Job Description
In this position you will…
…owning and driving quality for AI-powered applications and platforms. You will partner with Product, Engineering, Data/ML and Security to define test strategy, quality gates and acceptance criteria, then design and execute testing across APIs, UI, integrations and LLM components (prompting, RAG and agent workflows).

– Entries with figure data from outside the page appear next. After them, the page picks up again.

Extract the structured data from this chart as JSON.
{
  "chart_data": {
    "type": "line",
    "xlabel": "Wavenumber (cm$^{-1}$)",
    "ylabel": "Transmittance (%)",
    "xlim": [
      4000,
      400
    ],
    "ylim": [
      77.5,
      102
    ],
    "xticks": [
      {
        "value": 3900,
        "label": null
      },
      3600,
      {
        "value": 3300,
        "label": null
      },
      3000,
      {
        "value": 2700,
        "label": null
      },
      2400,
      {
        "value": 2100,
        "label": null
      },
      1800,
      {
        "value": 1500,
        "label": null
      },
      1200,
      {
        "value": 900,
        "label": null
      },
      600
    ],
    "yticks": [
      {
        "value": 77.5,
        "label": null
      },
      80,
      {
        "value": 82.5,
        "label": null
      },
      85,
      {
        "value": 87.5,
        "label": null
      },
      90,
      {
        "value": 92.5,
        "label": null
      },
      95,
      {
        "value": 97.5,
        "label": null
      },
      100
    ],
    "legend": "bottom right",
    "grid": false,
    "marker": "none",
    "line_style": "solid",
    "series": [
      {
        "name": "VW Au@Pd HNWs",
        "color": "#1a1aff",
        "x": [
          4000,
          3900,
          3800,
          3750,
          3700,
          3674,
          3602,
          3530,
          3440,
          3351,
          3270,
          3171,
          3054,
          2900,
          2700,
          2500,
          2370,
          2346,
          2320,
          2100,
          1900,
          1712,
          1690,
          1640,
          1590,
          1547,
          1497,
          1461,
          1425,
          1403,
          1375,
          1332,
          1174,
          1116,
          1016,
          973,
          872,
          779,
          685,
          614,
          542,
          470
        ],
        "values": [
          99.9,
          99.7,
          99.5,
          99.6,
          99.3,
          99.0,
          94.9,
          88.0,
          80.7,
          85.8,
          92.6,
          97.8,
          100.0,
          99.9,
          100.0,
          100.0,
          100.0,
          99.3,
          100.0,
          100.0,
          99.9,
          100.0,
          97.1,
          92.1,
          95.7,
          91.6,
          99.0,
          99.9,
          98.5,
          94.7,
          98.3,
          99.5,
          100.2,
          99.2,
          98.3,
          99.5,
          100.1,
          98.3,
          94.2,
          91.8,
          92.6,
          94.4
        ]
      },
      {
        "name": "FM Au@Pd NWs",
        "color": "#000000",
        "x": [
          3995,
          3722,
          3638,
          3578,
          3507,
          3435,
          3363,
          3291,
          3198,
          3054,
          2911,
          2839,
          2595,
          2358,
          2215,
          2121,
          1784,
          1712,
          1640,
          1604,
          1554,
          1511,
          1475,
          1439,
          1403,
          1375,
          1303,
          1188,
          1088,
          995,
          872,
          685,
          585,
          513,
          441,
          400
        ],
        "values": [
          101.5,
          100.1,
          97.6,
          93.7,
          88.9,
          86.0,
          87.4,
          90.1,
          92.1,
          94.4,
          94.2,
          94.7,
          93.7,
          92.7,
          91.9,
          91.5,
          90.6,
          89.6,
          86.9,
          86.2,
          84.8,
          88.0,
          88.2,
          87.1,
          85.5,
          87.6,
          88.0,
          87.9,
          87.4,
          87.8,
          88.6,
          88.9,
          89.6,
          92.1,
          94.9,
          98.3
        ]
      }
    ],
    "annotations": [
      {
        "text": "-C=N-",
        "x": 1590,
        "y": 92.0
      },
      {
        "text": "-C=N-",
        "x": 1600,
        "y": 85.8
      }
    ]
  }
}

You will validate functional correctness and GenAI-specific risks such as hallucinations, unsafe outputs, data leakage, latency and cost, ensuring releases are reliable, scalable and compliant for enterprise, multi-tenant use.
You will be responsible for…
- Define and maintain end-to-end QA strategy, test plans, test cases and quality metrics for AI applications (web, APIs, services and integrations).
- Partner with Product and Engineering to translate requirements into clear acceptance criteria, including GenAI behaviors (grounding, citations, refusal handling, tone and language).
- Execute functional testing (smoke, regression, UAT support) across UI, API and backend services; validate workflows, permissions, and multi-tenant behavior.
- Design and implement test automation for UI/API and service layers; integrate automated checks into CI/CD pipelines and enforce release quality gates.
- Perform risk-based testing eg. hallucination, toxicity, prompt injection, data leakage (PII/PHI), guardrails, redaction, etc.
- Test non-functional requirements: performance/latency, reliability, concurrency, and observability (logs/traces).
You will require the following qualifications and skills
- 5+ years of QA experience (manual and automation) for web applications, APIs and distributed systems; experience in Agile delivery teams.
- Strong knowledge of test design techniques (risk-based testing, boundary/value analysis, exploratory testing) and defect lifecycle management.
- Hands-on test automation experience with tools such as Playwright/Cypress/Selenium for UI and Postman or equivalent for API testing is a strong plus.
- Proficiency in at least one programming/scripting language (JavaScript/TypeScript, Python or Java) to build and maintain automation and test utilities is a strong plus.
- Experience testing GenAI/LLM applications, with practical understanding of prompts, tokens, temperature, embeddings, RAG, tool/agent calling, and common failure modes (hallucination, prompt injection).
- Excellent communication skills and ability to collaborate with cross-functional stakeholders (Product, Engineering, Data/ML, Ops).